So lately the pain for me has unbearable. The last three weeks have been nothing but pain, stomach problems, shaking, extreme headaches and dizziness. That doesn’t even touch the mental aspect of this.
The realization really sit in today when you go to the doctor and they say here is some Vicodin to hopefully ease the pain! They also put me in physical therapy and talked about medical Marijuana.
There will be some that will say good at least they are doing something about the pain.
But then the next words out of the doctor’s mouth ” All we can do now is to try to make you feel as comfortable as possible because there isn’t much else we can do.”
When you hear that the reality of terminally ill diagnosis sets in.
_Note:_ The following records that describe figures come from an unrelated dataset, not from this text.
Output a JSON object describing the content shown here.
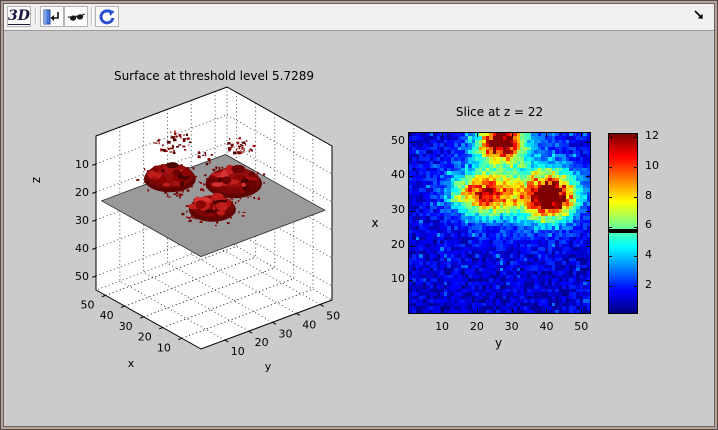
{
  "window": {
    "background": "#cbcbcb",
    "frame_color": "#b3a29a",
    "toolbar": {
      "background": "#f2f0ef",
      "buttons": [
        {
          "id": "rotate-3d",
          "icon": "3d-logo-icon",
          "glyph": "3D"
        },
        {
          "id": "slice-control",
          "icon": "slice-enter-icon"
        },
        {
          "id": "iso-visibility",
          "icon": "sunglasses-icon"
        },
        {
          "id": "refresh",
          "icon": "refresh-arrow-icon"
        }
      ],
      "corner": {
        "icon": "dock-arrow-icon"
      }
    },
    "accent_blue": "#2a4fd0"
  },
  "chart_data": [
    {
      "type": "isosurface-3d",
      "title": "Surface at threshold level 5.7289",
      "xlabel": "x",
      "ylabel": "y",
      "zlabel": "z",
      "xticks": [
        10,
        20,
        30,
        40,
        50
      ],
      "yticks": [
        10,
        20,
        30,
        40,
        50
      ],
      "zticks": [
        10,
        20,
        30,
        40,
        50
      ],
      "axis_range": [
        0,
        55
      ],
      "zdir": "reverse",
      "grid": "dotted",
      "threshold": 5.7289,
      "slice_plane_z": 22,
      "plane_color": "#9a9a9a",
      "surface_color": "#8b0404",
      "blobs": [
        {
          "x": 50,
          "y": 27,
          "r": 11
        },
        {
          "x": 34,
          "y": 41,
          "r": 12
        },
        {
          "x": 24,
          "y": 24,
          "r": 10
        }
      ],
      "speck_clusters": [
        {
          "x": 48,
          "y": 26,
          "z": 7,
          "count": 42,
          "spread": 15
        },
        {
          "x": 34,
          "y": 43,
          "z": 9,
          "count": 32,
          "spread": 12
        },
        {
          "x": 41,
          "y": 34,
          "z": 13,
          "count": 12,
          "spread": 9
        }
      ]
    },
    {
      "type": "heatmap",
      "title": "Slice at z = 22",
      "xlabel": "y",
      "ylabel": "x",
      "xticks": [
        10,
        20,
        30,
        40,
        50
      ],
      "yticks": [
        10,
        20,
        30,
        40,
        50
      ],
      "grid_size": 52,
      "colormap": "jet",
      "clim": [
        0.2,
        12.2
      ],
      "noise": {
        "base": 0.3,
        "range": 1.8
      },
      "hotspots": [
        {
          "x": 50,
          "y": 27,
          "amp": 11.5,
          "sx": 3.5,
          "sy": 4.5
        },
        {
          "x": 34,
          "y": 41,
          "amp": 11.0,
          "sx": 4.5,
          "sy": 5.0
        },
        {
          "x": 35,
          "y": 22,
          "amp": 7.5,
          "sx": 4.0,
          "sy": 6.0
        },
        {
          "x": 38,
          "y": 31,
          "amp": 3.2,
          "sx": 9.0,
          "sy": 12.0
        }
      ],
      "colorbar": {
        "ticks": [
          2,
          4,
          6,
          8,
          10,
          12
        ],
        "threshold_marker": 5.7289
      }
    }
  ]
}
I have been trying to get through this, but hearing this today made it harder mentally than ever before.
What do you do or say when you get this news. My mind is telling me to fight but my body is saying I may want to give up! Well I know I don’t want to give up. I am in a fight right now…
I know it can’t be my time! Or so I hope so. I guess it is another fork in the road. Where it leaves nobody knows.
I have been through the ringer but so have so many others.
I know I pushed people away and others left because I couldn’t do anything else for them.
It is a sad feeling but like life you learn who is there for you at the roughest times in your life! But that is fine. I just know I tried my best.
I am fighting for my life, No exaggeration! My family is a major force of what is keeping me alive. But I personally can’t stop fighting for my Sarcoidosis family. I just hope I can do something to help the Sarcoidosis community.
Why you may be asking why I am writing this so late at night? It is because I am evaluating my life.
What am I here for now? Am I just here? What are my reasons to be here?
I know suicide is not in my future! But I also know for me to move forward I need a purpose! What that means is I want to keep helping, but I need to learn limit. No more pushing over the limit! I will learn that.
The mental of course is the toughest aspect of this, but I talk with an amazing counselor and I am reaching out to others. Definitely not the easiest thing to work on. I am a little bit stubborn, okay a lot! Haha.
Okay I am done with complaining!
I am not done yet! Too much needs to be done!!!
Just wanted to let you all know I will fight until my body is done!!
Please keep me and my family in you thoughts and prayers
Thank you you all for your support of my family and myself!!!